At this point in the American high school year students have been getting ready to academically level up. During 2020 their normal definition of succeeding academically has been not only put on hold, but may evolve into a new direction. Parents, teachers, and counselors are struggling to figure out how to keep the institutions and normal process intact.
Perhaps we should stop struggling and focus on our small victories during this time.
High school is an intense experience for most students. There’s a variety of types of schools with a big range of resources. The common denominator for high school is trying to be academically successful with the possibility of going to college. And, it becomes a grind to that end.
High school can be an uneven experience for parents. Teens become much more focused on school and friends, making it seem like support from parents is no longer needed.
At the same time, teens often ask for a lot of reassurance and that may leave parents feeling they must ensure everything gets done correctly. It’s a scenario that doesn’t give parents, their kids, or their school counselors a comfortable sense of confidence that everything will work out fine.

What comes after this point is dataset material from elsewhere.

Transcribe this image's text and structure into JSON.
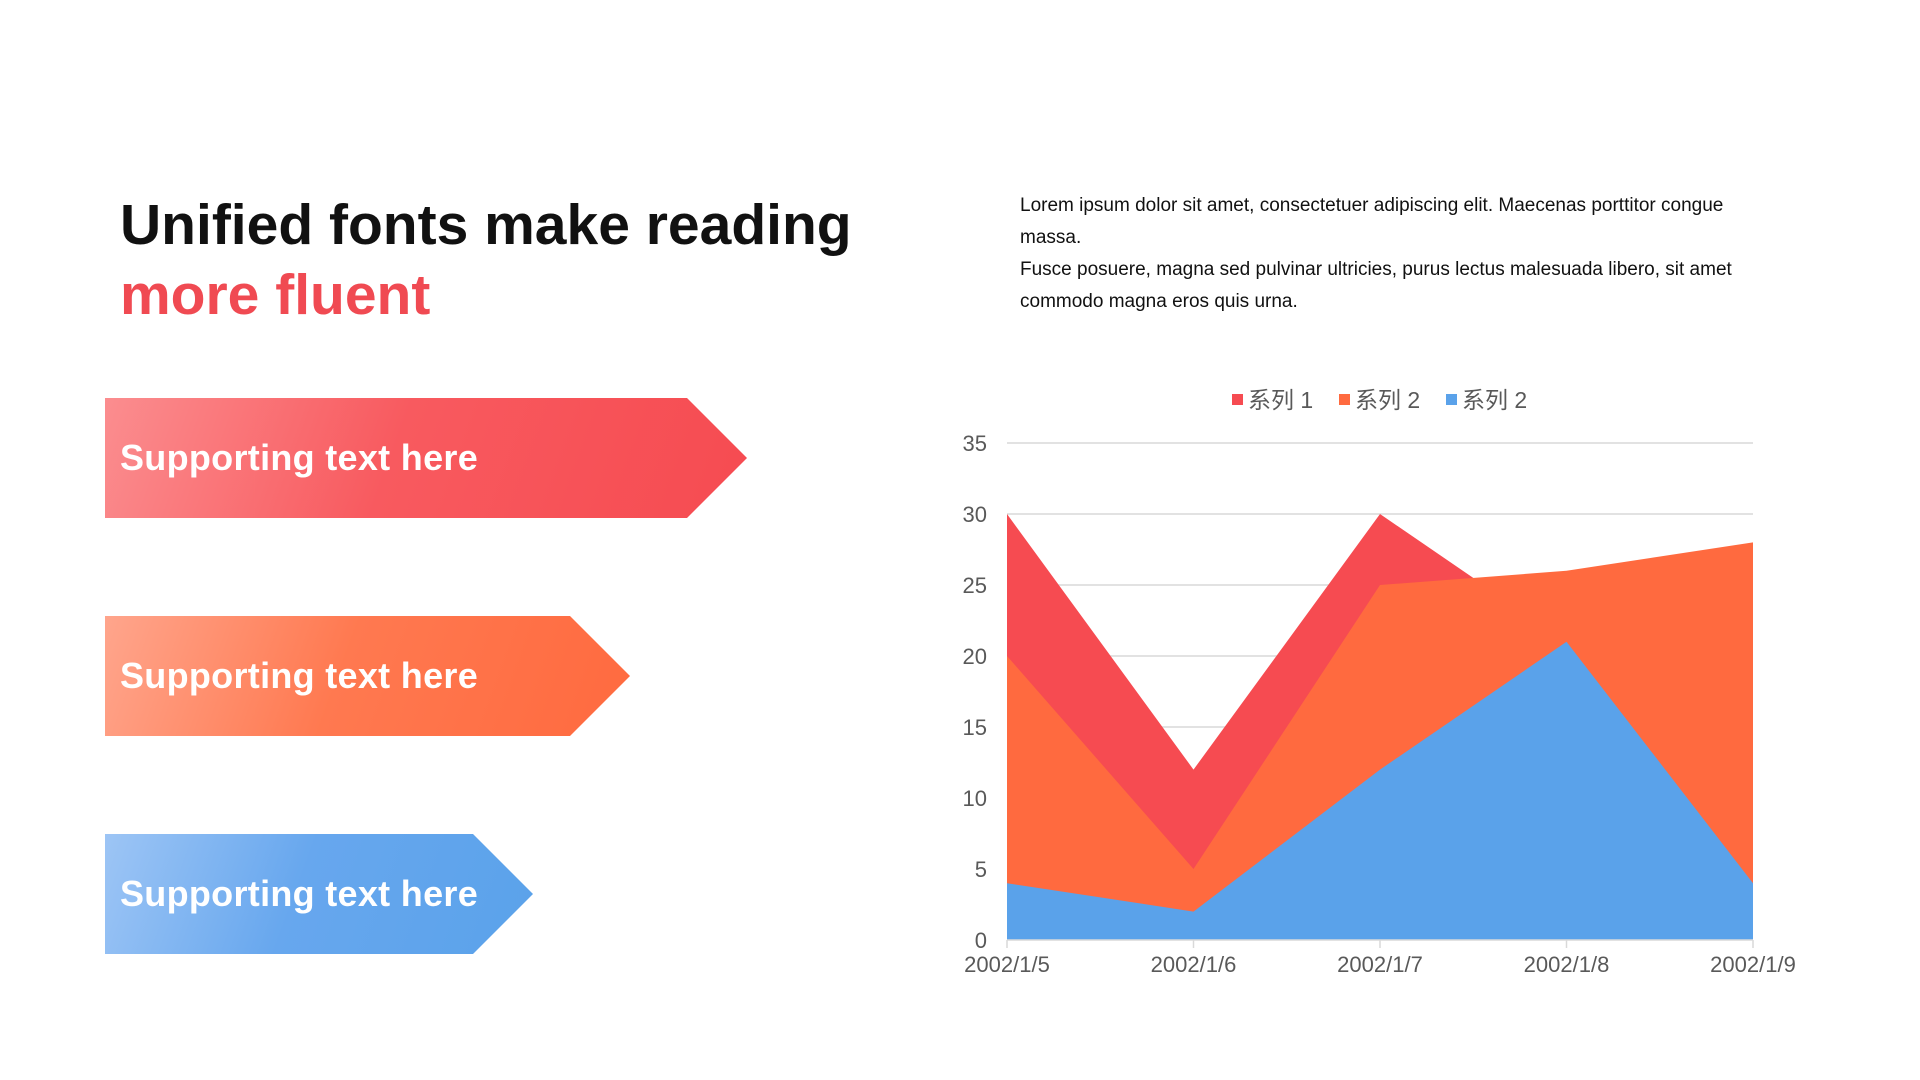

Once the pandemic really got going it feltlike the rug got pulled out from under all of this. The health crisis can still be measured in weeks but this time of the year is steeped in measurement and decision.
The traditional ways of celebrating accomplishments, finishing strong academically, spending those last months with friends, and beginning to envision what the future will be are in a traffic jam. And, adults have made the decision to change grades to Pass/Fail in an effort to lower stress and equalize inequality. But, has it also let the air out of students’ balloons? How will they know they’ve made progress? Coming to an abrupt halt has given everyone a lot of time to think. What are we all thinking about?
I’ve been able to handle living in New York City in the daily stress of this pandemic by being grateful for the resources I have and identifying every silver lining I can. This has forced me to treasure small victories, and identify ways of succeeding that used to be undervalued.
We all know that it’s easier to be present and willing to give our most when we are invested in the project. It makes sense that kids won’t be present and invested if what they are learning isn’t relevant.
Kids can’t be in charge of their own education because they haven’t grown up yet. But, they have the right to be partners in its design.
A silver lining from having to become very involved in both work and school life for parents, teachers, counselors, and the kids themselves is being able to have a relevant conversation about what works instead of some disconnected definition of what achievement is supposed to be.
How do we stop struggling to keep it all going, and build on what is working already?
There’s so much to celebrate. Let’s start with the small victories so when we get to the big stuff there is a deep appreciation for how we got there.
Covid19 has changed what the game looks like. The changes can be the beginning of a new kind of scenario to level up to–perhaps one that doesn’t result in getting whacked on the head.